2013 partait bien. L’ire de Google face à la décision de Free de filtrer les publicités au niveau de la Freebox avait en effet fait naître l’espoir de voir la France sortir de sa morosité.

L’année 2013, que tout le monde se souhaite – rituel oblige – bonne, est néanmoins annoncée comme l’annus horribilis dans la plupart des domaines. Y compris dans celui de l’IT qui, pourtant, partait plutôt bien. L’ire de Google, face à la  décision de Free de filtrer les publicités au niveau de la Freebox, avait en effet fait naître l’espoir de voir la France sortir de sa morosité. Et de rappeler au reste du monde ce qui fait le miracle hexagonal : ce délicat mélange – unique au monde – entre l’esprit de Descartes et ce célèbre esprit gaulois qui souvent innove, surprend et montre le chemin. La décision de Free est un coup de génie en même temps qu’une sacrée leçon de courage pour nos décideurs. Outre qu’elle ose défier cette superpuissance autoproclamée qu’est devenu Google, elle a le mérite de relancer de manière assez originale et subtile le pseudo-problème de la « neutralité du net ».

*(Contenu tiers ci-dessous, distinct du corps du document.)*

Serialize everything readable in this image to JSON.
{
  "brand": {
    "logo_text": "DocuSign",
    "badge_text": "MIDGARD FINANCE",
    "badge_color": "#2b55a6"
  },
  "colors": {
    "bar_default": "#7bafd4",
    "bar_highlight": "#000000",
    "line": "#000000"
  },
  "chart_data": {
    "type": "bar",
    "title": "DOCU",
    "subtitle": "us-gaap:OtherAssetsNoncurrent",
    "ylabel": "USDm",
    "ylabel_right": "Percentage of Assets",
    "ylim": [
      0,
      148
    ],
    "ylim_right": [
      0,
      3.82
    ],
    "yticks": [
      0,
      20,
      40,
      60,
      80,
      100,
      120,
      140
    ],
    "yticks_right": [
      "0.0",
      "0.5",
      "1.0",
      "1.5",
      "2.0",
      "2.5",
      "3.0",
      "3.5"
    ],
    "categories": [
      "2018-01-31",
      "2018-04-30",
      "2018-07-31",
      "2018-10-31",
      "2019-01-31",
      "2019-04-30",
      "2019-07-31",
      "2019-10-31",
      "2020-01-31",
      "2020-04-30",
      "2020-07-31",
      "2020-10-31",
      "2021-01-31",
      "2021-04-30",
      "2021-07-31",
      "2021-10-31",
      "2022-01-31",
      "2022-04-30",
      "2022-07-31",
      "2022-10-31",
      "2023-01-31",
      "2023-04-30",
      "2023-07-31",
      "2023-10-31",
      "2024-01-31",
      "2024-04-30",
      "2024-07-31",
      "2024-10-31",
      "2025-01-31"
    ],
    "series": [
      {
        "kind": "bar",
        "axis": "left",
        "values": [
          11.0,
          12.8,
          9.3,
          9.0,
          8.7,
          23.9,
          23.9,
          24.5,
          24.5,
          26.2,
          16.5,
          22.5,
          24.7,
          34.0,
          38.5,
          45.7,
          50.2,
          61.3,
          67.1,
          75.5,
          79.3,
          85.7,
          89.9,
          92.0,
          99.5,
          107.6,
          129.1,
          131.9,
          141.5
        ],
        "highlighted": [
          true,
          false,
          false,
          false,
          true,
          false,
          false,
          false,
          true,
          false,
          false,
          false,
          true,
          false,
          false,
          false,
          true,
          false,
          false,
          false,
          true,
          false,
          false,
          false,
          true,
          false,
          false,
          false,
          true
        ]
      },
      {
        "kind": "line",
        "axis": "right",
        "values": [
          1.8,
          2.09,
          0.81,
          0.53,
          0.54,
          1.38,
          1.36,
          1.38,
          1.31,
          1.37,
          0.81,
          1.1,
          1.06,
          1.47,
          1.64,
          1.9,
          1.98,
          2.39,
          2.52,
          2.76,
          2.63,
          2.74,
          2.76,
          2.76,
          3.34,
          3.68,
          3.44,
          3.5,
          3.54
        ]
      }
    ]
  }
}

La France étouffe son orgueil

Ce qui m’attriste le plus, c’est que notre champion français a suscité plus de critiques de la part de ses compatriotes que d’admiration et de soutien. Reste que la décision de Free est comparable, dans la sphère internet, à la vibrante intervention de notre ministre des Affaires étrangères à l’ONU pour contrer les va-t’en guerre de la Maison Blanche dans le domaine de la politique internationale. Ou au combat très courageux de Jérémie Zimmermann contre les nauséabondes entreprises économiques des USA (brevet logiciel, Acta…). Mais cette fois, les Français, intoxiqués par la pub, Google et les autres marchands du temple, étouffent leur orgueil national pour un plat de lentilles… numériques. La France a toujours eu le chic pour douter de son génie et de ses capacités. Pour preuve, sans le moteur de Google, les internautes se sentent perdus, ignorant qu’il existe d’autres moteurs, et en particulier Exalead, d’une excellente facture souvent plus pertinent que Google, mais dont le seul tort est d’être… français. 

L’utopie de la neutralité

Quoi qu’il en soit, la démarche de Free aura prouvé, pour peu que l’on veuille bien regarder froidement la réalité en face, que l’éventuelle neutralité du net tient du mirage : qu’on le veuille ou non, internet est d’inspiration WASP (White Anglo-Saxon Protestant) et fonctionne donc selon une économie unique –celle de la publicité– avec une censure et des contrôles de plus en plus importants et ce, tous pays confondus. Un internet totalement et véritablement neutre – où tout propos et contenu serait autorisé— deviendrait vite intolérable et une atteinte permanente contre les valeurs démocratiques (voir, par exemple, le cas récent de Twitter que tente de gérer le gouvernement).  Internet n’est qu’une extension physique (des serveurs et une infrastructure) des territoires géographiques, politiques, culturels existants avec l’application du droit déjà en vigueur dans ces sphères. Le droit est normatif, et tout sauf neutre : il est l’expression d’une culture et d’une histoire. Le problème tient à la confusion entre, d’une part, impartialité (toutes les personnes sont égales et méritent l’équité de traitement) et, d’autre part, neutralité (toutes les idées sont égales). Au passage, personne ne s’émeut quand Google modifie en catimini la formule secrète gouvernant son moteur de recherche pour favoriser telle ou telle entité politique, économique ou industrielle au détriment d’une autre.